November 13,2012 http://www.dailymail.co.uk

A death row inmate set to die Thursday is pinning his final hopes on convincing people that his victim’s dying words never happened.

When police found La Shandra Charles bleeding from neck wounds in a west Houston filed in 1988, they claimed she whispered the name of her assailant, ‘Preston,’ before dying. 

That evidence, along with the police assertion that the girl said her attacker lived nearby, were key bits of evidence in convicting Preston Hughes 11, a New York-born warehouse worker.

But Hughes attorney now says it would be medically impossible for the girl to tell police anything about her attacker and he’s got medical testimony to prove it, the Houston Chronicle reports.

‘It is simply not medically feasible that this young woman, particularly given the fact that one’s heart rate accelerates during stress, and thus blood loss occurs more rapidly, could have spoken to the officers as they claimed,’ wrote Dr. Robert White, Dr. Robert White, who was chief medical examiner in Nueces County before joining the Fort Worth forensics department.

Defense attorney Pat McCann said it would take roughly 13 minutes for police to reach Charles after she was injured, a time frame that does not allow her to be conscious by the time authorities found her with the wounds she sustained.

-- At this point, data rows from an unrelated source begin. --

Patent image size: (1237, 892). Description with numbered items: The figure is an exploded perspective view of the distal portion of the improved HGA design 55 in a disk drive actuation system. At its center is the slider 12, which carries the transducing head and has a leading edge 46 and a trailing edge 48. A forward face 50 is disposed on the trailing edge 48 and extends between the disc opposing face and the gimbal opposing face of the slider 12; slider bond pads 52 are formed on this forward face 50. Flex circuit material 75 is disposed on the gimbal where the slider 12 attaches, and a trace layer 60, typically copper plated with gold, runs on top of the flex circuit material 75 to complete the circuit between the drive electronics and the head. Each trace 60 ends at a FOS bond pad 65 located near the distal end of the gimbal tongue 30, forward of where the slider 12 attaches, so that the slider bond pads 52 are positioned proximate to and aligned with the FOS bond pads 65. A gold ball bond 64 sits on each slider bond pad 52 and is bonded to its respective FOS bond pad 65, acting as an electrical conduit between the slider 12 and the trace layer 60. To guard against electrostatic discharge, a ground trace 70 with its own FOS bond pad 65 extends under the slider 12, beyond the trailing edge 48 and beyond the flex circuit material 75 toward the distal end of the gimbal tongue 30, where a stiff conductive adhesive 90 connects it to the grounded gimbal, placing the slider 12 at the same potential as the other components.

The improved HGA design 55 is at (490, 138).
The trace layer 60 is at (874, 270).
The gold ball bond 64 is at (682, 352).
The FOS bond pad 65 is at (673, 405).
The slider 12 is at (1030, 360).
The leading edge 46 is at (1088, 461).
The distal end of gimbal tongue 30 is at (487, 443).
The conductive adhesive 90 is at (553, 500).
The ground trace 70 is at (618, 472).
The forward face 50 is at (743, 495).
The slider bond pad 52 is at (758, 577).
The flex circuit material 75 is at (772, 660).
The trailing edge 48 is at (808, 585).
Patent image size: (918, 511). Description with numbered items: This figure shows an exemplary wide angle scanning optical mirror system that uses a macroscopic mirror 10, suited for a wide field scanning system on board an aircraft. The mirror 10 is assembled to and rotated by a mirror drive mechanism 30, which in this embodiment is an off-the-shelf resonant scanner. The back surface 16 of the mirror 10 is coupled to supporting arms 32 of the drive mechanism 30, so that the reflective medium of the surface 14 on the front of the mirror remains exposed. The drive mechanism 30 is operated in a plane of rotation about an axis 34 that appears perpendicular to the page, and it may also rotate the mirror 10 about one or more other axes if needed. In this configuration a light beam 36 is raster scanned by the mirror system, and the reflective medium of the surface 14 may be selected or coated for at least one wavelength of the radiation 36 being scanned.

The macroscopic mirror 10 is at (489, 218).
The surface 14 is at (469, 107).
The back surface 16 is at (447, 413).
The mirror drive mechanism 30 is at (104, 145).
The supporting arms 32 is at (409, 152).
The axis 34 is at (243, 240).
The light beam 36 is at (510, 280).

Assistant District Attorney Lynn Hardaway has brushed aside McCann’s argument: ‘That’s obviously this guy’s opinion.’

Hardaway further noted that in the original police report an unnamed medical technician is supposed to have heard the dying girl’s accusation.

But the technician never testified. 

A state pardons board is to review Hughe’s request to have his sentence commuted Tuesday.

Hughes, 46, was convicted of the murders of both Charles and her cousin, Marcel Taylor, 3, who was also stabbed.

At the time of his arrest, Hughes was on probation for sexually assaulting a 13-year-old girl, though he maintained innocence in that crime as well.

After his in the 1988 case, he offered two confessions to police but they contained contradictory statements.

In an interview at the time, he said the police didn’t type what he said.

He claimed that on the night of the murder he met with friends for drinks.

When he returned home he took his dog for a walk, crossing the field where the children were murdered.

He then went back to his apartment where he stayed until police knocked on his door.

‘I didn’t hear or see anything,’ he said. ‘I never killed anyone.